Following some simple tips for portion control can help you improve your diet as well as your heart condition and waist size:

  • Serve your meal on a small plate or bowl to control your portion size.
  • Eat plenty of low-calorie, nutrient-dense foods, such as fruits and vegetables
  • Eat fewer high-calorie, high-sodium foods, such as refined, processed, or fast foods.
  • It is also important to keep track of the number of servings eaten.


2. Eat more fruits and vegetables

Fruits and vegetables are excellent sources of vitamins and minerals. Fruits and vegetables are low in calories and rich in dietary fiber. Like other plants or plant-based foods, fruits and vegetables contain substances that may protect against cardiovascular disease. Eating more fruits and vegetables can help reduce your intake of high-calorie foods like meat, cheese, and snacks.

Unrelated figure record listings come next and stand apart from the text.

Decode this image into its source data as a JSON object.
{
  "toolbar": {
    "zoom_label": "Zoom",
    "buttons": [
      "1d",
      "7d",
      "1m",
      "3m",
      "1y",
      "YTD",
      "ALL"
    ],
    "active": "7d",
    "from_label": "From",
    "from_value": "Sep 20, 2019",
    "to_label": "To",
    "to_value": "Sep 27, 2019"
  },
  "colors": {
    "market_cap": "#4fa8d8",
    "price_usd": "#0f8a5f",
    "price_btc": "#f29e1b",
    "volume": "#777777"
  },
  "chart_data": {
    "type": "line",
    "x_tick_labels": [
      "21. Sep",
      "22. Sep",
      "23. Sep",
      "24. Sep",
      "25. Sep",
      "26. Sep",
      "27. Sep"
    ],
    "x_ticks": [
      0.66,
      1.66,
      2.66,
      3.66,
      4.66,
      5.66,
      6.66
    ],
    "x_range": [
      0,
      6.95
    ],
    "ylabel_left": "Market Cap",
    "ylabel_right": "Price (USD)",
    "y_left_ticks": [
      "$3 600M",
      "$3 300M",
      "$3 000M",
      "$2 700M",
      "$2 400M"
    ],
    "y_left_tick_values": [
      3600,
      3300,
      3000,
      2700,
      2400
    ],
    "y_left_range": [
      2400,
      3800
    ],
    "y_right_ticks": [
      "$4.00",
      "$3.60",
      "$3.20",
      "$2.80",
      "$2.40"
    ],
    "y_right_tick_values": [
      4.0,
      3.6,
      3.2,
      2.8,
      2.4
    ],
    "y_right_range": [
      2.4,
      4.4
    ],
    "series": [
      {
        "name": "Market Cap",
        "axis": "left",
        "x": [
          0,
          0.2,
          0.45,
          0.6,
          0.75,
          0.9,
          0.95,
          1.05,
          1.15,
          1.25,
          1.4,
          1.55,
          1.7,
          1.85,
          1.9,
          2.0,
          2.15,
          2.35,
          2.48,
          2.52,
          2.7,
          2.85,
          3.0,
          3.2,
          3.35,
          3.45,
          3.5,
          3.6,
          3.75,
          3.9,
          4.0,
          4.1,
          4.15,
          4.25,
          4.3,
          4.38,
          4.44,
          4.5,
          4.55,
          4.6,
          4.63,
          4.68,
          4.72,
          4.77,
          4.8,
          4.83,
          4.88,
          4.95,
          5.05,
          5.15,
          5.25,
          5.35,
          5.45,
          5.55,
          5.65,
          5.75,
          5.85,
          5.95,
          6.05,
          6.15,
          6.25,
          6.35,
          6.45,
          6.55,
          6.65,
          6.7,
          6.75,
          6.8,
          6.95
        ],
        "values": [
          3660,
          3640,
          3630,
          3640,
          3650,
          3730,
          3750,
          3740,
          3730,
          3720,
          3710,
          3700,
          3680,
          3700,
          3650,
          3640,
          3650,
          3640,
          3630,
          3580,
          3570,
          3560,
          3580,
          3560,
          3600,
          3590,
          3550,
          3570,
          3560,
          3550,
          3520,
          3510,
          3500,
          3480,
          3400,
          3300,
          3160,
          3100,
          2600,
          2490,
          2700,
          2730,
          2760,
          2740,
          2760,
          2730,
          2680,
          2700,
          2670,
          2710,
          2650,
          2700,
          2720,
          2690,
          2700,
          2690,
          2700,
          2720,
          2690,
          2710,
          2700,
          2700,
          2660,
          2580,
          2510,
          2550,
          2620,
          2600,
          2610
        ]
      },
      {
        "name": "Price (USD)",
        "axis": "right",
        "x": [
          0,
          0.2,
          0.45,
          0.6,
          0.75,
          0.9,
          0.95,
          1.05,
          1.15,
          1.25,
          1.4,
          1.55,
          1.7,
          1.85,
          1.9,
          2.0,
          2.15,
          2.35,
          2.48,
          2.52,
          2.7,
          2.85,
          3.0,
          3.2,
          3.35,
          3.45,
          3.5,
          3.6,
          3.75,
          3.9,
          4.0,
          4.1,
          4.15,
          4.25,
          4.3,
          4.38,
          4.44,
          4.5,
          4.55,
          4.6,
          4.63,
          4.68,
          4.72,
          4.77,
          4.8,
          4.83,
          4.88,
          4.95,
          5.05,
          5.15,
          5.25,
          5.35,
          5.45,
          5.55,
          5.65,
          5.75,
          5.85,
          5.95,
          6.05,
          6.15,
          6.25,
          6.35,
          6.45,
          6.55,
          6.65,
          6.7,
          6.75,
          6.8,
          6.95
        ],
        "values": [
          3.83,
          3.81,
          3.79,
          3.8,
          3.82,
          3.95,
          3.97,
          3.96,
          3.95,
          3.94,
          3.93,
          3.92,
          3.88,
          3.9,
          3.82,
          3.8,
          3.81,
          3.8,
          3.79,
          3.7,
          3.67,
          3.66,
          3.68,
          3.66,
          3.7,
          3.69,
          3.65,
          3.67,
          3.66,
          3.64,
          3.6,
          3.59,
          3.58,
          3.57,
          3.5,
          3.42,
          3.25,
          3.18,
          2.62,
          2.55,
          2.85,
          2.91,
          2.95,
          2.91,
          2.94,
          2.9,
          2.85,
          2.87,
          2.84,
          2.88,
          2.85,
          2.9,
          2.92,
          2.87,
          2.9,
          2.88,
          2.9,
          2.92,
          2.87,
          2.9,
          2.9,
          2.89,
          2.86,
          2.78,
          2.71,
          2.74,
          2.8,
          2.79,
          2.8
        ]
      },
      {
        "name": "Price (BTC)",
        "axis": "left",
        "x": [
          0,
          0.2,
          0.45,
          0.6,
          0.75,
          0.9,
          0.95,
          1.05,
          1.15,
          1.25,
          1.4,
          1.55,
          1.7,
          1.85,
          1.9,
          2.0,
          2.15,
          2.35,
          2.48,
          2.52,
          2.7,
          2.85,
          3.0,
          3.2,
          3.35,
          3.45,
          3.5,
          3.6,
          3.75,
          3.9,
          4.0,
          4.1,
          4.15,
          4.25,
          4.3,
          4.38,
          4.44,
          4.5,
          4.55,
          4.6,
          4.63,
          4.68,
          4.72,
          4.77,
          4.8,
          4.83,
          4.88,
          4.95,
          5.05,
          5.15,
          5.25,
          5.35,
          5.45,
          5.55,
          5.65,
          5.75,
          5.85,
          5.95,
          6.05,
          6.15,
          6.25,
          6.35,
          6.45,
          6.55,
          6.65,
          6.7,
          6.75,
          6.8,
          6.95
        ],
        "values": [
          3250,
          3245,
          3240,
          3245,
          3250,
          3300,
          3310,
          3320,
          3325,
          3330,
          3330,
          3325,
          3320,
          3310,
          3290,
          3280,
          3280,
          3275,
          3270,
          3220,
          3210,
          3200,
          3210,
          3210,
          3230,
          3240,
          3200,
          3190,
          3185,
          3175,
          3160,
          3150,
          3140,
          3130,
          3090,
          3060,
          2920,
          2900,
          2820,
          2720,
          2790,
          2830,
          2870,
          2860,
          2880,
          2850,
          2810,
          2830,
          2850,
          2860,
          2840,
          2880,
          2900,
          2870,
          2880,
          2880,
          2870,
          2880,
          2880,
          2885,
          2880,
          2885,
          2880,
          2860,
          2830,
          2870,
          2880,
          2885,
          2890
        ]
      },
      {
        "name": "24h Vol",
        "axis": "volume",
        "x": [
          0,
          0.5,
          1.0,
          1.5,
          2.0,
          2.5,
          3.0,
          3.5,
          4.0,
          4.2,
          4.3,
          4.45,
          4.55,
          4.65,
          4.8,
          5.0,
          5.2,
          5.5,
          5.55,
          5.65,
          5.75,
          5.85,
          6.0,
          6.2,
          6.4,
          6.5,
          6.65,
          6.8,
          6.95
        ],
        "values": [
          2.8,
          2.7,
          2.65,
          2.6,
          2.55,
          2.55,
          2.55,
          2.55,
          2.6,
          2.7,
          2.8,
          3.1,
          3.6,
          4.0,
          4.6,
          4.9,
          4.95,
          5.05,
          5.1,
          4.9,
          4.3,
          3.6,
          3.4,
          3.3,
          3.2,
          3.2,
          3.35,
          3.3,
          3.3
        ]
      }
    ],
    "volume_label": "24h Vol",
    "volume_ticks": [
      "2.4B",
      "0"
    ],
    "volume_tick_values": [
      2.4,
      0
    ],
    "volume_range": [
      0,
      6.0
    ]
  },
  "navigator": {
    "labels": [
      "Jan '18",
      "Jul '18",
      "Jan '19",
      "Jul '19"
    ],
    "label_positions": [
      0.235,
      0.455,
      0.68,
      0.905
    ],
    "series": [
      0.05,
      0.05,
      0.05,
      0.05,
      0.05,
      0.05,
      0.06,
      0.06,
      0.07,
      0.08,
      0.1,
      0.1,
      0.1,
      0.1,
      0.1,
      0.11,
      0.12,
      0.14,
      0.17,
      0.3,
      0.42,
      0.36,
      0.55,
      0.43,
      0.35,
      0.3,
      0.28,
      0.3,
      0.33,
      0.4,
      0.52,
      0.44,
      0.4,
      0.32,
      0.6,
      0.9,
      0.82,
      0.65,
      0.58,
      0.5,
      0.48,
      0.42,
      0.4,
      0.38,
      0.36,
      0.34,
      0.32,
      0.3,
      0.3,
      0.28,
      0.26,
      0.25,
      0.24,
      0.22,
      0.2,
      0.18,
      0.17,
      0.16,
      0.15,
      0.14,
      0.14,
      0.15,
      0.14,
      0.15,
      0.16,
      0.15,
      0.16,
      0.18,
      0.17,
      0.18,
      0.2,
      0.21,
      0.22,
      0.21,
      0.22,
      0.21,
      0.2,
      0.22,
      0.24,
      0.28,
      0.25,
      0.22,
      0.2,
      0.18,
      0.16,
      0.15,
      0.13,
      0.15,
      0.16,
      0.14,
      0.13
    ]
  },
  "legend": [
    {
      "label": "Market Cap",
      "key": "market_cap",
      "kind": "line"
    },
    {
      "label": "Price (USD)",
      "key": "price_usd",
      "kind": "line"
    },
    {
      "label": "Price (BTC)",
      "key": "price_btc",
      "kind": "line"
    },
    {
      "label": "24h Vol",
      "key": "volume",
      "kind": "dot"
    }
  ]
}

A fruit and vegetable based diet is easy to achieve. Wash and chop veggies and keep them in the fridge for quick and easy snacks. Fruit should be placed in a bowl in the kitchen before you remember to eat it. Choose recipes with vegetables or fruit as the main ingredients, such as stir-fried vegetables or fresh fruit salads.


3. Choose Whole Grains

Whole grains are a good source of fiber and other nutrients that play an important role in regulating blood pressure and heart health. In a heart-healthy diet, you can boost the whole grain content of your meals simply by replacing refined grain products with whole grains. Or be bold and try new whole grain varieties like whole grain farro, quinoa or barley.


4. Choose Low-Fat Protein Sources

Lean meats, poultry and fish, low-fat dairy and eggs are good sources of protein. Choose foods that are lower in fat, such as choosing skinless chicken breasts instead of chicken patties and skim milk instead of whole milk.

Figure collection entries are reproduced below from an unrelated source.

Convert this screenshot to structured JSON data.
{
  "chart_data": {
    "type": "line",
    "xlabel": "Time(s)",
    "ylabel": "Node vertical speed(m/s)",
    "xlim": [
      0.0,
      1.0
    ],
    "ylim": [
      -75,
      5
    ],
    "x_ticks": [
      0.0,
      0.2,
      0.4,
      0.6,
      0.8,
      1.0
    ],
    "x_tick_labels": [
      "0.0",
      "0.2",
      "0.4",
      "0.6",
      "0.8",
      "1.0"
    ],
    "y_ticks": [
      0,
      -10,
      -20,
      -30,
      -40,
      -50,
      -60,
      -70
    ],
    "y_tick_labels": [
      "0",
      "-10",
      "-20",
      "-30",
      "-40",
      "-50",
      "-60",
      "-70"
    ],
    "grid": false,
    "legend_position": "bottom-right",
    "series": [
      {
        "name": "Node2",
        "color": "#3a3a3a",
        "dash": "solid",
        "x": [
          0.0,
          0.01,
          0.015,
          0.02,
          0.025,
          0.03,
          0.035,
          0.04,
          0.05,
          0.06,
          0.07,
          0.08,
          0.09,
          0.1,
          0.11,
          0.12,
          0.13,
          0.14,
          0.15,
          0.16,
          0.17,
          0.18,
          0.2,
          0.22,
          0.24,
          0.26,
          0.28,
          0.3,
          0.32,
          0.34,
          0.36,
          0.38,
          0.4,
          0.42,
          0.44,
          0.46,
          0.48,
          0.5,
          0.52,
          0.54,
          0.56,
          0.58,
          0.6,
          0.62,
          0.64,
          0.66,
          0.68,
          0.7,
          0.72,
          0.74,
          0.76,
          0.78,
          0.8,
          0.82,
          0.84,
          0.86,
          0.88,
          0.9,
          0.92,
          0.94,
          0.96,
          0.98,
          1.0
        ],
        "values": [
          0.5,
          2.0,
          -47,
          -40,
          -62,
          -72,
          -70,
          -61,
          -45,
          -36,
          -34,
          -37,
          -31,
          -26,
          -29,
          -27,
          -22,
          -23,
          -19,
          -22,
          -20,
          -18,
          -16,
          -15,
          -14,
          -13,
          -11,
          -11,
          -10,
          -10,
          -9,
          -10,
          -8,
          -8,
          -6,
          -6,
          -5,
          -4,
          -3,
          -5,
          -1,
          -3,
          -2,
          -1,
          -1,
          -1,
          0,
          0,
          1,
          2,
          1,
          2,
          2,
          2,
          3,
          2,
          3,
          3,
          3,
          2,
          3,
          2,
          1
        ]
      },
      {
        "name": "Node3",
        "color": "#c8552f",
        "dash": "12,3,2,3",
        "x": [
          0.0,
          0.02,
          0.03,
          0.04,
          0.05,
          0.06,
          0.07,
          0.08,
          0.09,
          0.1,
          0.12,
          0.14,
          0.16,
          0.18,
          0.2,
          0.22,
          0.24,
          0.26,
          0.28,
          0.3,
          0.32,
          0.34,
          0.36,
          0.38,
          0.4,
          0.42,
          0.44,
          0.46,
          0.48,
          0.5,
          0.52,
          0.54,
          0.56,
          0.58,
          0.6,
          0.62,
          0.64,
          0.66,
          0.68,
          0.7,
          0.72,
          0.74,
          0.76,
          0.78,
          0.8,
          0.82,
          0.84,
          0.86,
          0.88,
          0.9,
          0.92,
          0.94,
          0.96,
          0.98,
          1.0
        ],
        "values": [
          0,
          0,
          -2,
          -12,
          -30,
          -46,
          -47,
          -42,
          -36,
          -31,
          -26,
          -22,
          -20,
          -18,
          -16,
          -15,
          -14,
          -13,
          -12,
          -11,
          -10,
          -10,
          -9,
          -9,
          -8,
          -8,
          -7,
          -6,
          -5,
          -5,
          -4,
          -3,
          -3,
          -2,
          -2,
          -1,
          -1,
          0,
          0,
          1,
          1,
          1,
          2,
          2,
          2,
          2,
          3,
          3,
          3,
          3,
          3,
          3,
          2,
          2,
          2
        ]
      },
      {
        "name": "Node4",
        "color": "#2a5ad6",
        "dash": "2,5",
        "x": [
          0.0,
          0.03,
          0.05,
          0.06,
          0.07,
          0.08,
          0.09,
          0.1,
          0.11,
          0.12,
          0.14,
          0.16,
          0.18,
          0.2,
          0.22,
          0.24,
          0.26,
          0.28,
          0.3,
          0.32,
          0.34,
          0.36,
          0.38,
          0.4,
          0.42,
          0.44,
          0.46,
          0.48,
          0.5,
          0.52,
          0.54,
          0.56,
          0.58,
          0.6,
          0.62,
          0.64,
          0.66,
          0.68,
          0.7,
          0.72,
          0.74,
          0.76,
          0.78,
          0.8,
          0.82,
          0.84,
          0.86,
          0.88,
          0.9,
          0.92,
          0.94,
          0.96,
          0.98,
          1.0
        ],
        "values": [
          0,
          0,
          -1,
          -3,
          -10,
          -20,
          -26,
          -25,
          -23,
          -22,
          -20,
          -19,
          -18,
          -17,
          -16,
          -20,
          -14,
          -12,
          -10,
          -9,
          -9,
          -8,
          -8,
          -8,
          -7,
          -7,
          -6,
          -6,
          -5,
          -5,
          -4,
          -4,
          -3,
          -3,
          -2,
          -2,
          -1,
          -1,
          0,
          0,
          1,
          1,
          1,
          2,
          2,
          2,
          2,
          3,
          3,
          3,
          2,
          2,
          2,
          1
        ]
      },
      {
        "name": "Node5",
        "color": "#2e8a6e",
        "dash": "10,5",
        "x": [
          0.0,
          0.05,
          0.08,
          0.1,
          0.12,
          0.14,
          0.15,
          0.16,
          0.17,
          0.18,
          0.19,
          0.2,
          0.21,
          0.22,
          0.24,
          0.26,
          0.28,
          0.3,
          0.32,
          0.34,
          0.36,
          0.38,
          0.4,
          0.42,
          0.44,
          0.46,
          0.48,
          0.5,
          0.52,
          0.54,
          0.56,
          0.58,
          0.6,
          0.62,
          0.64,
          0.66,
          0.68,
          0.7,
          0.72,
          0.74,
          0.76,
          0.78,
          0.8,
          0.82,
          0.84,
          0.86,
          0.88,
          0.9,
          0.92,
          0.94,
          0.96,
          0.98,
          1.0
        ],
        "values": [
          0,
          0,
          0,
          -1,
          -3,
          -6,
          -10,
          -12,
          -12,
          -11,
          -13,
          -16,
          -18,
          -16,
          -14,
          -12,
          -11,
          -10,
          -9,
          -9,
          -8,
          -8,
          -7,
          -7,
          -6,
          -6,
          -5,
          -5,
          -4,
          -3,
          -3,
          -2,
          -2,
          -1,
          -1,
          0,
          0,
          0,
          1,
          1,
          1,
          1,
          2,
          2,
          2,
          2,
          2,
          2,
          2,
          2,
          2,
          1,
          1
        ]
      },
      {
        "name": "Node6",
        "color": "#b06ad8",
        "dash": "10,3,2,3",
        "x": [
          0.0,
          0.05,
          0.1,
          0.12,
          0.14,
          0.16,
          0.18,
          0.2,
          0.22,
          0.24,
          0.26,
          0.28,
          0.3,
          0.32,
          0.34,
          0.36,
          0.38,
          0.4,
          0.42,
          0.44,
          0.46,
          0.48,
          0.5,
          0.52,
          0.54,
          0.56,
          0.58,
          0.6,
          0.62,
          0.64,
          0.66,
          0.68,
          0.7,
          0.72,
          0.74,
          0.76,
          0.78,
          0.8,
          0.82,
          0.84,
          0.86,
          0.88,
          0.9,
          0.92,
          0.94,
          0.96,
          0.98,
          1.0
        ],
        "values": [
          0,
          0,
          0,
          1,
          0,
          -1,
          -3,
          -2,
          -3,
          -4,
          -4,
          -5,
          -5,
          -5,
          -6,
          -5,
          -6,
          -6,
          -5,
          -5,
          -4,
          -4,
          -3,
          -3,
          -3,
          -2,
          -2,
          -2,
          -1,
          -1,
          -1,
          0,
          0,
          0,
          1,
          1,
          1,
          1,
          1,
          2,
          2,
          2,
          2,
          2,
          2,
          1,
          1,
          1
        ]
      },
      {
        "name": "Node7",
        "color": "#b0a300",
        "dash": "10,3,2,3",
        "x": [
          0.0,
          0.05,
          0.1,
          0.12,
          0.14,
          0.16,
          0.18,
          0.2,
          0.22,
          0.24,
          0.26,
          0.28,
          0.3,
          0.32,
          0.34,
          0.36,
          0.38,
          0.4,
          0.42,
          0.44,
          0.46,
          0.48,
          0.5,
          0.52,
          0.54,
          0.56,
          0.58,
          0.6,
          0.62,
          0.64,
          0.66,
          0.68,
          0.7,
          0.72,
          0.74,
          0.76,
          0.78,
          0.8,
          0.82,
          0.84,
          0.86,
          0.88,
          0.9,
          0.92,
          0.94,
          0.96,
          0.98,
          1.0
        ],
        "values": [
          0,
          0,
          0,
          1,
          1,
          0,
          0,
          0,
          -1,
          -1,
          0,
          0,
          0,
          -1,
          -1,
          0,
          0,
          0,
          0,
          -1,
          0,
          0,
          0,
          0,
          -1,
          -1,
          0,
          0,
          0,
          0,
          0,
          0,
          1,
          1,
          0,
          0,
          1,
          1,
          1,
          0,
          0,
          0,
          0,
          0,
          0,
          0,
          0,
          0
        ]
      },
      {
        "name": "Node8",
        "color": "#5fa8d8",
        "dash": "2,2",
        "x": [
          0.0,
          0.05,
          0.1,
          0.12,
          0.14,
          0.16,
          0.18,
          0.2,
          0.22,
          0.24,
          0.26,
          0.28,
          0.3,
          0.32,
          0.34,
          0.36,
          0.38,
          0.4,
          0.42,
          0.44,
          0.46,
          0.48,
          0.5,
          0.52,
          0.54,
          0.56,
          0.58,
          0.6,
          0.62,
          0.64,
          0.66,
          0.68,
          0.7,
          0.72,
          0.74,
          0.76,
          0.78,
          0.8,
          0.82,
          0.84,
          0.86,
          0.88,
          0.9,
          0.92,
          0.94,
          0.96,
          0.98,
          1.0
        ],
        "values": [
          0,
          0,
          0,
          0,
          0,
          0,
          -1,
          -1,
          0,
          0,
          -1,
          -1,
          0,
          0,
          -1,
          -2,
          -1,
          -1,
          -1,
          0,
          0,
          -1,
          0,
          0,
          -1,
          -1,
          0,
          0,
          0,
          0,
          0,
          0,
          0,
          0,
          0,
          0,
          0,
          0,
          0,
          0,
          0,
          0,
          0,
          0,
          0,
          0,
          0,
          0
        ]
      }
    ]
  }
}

Fish is a good alternative to fatty meats. Certain fish are rich in omega-3 fatty acids, which can lower blood fats called triglycerides. You'll find the highest levels of omega-3 fatty acids in cold-water fish, such as salmon, mackerel and herring. Other sources include flaxseed, walnuts, soybeans, and canola oil.

Legumes (all types of dried beans, peas, and lentils) are also a good source of low-fat protein and are cholesterol-free, making them a good alternative to meat. Substituting plant protein for animal protein, such as soybean or soy hamburgers instead of regular hamburgers, can reduce fat and cholesterol intake and increase fiber intake.


5. Limit or reduce salt (sodium) intake

Too much salt can lead to high blood pressure, a risk factor for heart disease. Reducing salt (sodium) intake is an important part of a heart-healthy diet. The American Heart Association recommends:

  • Healthy adults limit sodium intake to no more than 2300 mg per day (about one teaspoon of salt)
  • The ideal daily sodium intake for most adults is no more than 1500 mg
  • Reducing the amount of salt you add to your meals at mealtimes or reducing the amount of salt you cook with is a good place to start; however, most of the salt you eat comes from canned or processed foods, such as soups, baked goods, and frozen dinners. Eating fresh foods and making your own soups and stews can reduce your salt intake.

If you like the convenience of canned soups and deli meals, look for products with no added salt or low sodium. Be wary of foods that claim to be lower in sodium because they're flavored with sea salt instead of regular table salt, which has the same nutritional value.

Another way to reduce your salt intake is to choose condiments carefully. Many condiments are available in low-sodium versions. Salt substitutes can reduce sodium levels while adding flavor to foods.